Consider this surprising admission on Wednesday from Michael Needham, who heads Heritage Action, the hard-driving political action arm of the conservative Heritage Foundation, which led the months-long, nationwide drive to defund Obamacare:
“Well, everybody understands that we’re not going to be able to repeal this law until 2017 and that we have to win the Senate and win the White House,” he said on Fox News.
“So, Sen. Ted Cruz was deceiving voters by saying the GOP could accomplish this by ’not blinking’” in his faceoff with Mr. Obama, writes The Washington Post’s right-leaning blogger Jennifer Rubin.
If this sounds like certain conservatives are careening off-course with pig-in-a-poke promises and some dubious strategies, consider this whopper: One of the best provisions in an early version of the House budget bill was the one that called for repeal of the tax on medical devices. There was bipartisan support in Congress for eliminating it, but Mr. Needham’s Heritage Action dumped all over it.
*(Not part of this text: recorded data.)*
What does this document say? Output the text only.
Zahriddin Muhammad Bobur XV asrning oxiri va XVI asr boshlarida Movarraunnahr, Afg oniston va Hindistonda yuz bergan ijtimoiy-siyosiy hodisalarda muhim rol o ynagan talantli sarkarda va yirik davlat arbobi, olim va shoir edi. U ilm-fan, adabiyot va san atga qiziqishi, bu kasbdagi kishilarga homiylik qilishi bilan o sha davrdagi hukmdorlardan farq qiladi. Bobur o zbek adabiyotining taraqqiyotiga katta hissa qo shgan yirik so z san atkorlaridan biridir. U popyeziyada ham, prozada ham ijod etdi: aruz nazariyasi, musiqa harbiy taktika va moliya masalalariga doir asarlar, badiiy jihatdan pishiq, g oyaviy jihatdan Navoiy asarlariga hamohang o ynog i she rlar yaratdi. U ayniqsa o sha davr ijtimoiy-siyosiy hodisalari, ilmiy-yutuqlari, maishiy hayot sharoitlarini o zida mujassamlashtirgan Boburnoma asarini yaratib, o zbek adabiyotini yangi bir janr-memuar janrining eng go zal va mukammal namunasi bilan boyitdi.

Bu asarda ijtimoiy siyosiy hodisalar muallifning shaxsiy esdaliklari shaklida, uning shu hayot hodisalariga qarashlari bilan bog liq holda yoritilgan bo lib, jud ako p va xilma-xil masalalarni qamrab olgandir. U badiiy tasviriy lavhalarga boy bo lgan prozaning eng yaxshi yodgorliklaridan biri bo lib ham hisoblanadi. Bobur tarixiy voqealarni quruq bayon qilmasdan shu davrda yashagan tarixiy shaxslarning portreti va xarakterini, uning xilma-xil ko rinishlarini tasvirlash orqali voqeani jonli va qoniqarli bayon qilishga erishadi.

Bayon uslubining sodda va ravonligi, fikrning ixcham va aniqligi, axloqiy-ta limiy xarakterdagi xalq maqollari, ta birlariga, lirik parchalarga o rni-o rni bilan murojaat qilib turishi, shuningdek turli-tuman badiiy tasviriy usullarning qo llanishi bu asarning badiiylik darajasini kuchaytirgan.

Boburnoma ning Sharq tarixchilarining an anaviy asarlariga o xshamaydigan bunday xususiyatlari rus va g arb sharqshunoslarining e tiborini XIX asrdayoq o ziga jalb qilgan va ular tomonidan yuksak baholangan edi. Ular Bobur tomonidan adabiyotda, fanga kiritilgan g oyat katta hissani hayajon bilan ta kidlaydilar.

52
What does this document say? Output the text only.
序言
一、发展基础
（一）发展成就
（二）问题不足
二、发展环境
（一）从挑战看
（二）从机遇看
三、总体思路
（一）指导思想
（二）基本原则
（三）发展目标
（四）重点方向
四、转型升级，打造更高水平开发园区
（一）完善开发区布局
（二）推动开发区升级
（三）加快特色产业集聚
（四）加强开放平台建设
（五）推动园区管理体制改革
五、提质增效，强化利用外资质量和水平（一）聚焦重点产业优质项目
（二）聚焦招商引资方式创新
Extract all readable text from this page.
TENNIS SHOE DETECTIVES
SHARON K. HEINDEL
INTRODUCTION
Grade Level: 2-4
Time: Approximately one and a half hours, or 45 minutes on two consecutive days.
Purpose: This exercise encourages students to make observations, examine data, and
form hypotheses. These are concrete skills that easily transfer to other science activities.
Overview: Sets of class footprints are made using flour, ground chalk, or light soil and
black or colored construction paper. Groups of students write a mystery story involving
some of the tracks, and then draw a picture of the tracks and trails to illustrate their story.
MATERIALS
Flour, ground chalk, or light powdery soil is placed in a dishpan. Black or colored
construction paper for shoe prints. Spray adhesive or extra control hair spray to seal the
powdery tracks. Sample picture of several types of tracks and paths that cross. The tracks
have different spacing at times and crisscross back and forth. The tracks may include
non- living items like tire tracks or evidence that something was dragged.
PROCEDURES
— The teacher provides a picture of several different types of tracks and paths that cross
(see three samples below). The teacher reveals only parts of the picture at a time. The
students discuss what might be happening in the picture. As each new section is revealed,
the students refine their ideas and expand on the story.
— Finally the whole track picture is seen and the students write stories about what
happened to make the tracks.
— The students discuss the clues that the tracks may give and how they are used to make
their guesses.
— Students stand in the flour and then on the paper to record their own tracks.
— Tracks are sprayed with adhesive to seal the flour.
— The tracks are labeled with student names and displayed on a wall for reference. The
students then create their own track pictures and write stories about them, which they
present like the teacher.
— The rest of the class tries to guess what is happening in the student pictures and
In a Wall Street Journal interview, he said that its repeal would be nothing more than “corporate cronyism,” voicing a full-throated anti-tax-cut position that had liberals cheering and would have won praise from Mr. Obama. Mr. Needham said that “with all the pain and suffering that Obamacare has inflicted on the country, to get out of this fight and repeal a tax that affects just one industry is pretty laughable.”
“Mull that one over,” the Journal wrote in a lead editorial Monday, titled “Strange Political Devices.”
“The Heritage Foundation pitches itself to donors as a think tank that supports economic growth and small government. But now the foundation’s political arm claims that eliminating a destructive $29 billion tax on a job-creating American industry is no different than a subsidy for Solyndra or a Wall Street bailout.”
Mr. Obama’s tax is on devices such as artery stents, hip and knee replacements, life-saving body scans and other innovative products that save and extend the lives of millions of people. Eighty percent of the companies that make these products employ 50 or fewer workers. All told, they employ about 400,000 Americans.
Other conservatives dismissed this punitive Obama tax on business as unimportant, suggesting that a key flank on the right is losing sight of bedrock free-market positions on pivotal economic issues. Ronald Reagan and Jack Kemp would be aghast.
Obamacare is a very bad law that is already running into deep trouble. It is killing jobs throughout our economy, raising health insurance costs and diminishing medical care in our hospitals, where thousands of workers are being laid off.
It won’t be repealed until Republicans have the votes in the Senate and a president in the White House. It’s that simple and that hard.
Meantime, an unsustainable budget and mushrooming debt remain largely untouched. They won’t be fixed, either, until conservative leaders like Ted Cruz and others climb into the budget-making arena and get their hands dirty.
Donald Lambro is a syndicated columnist and contributor to The Washington Times.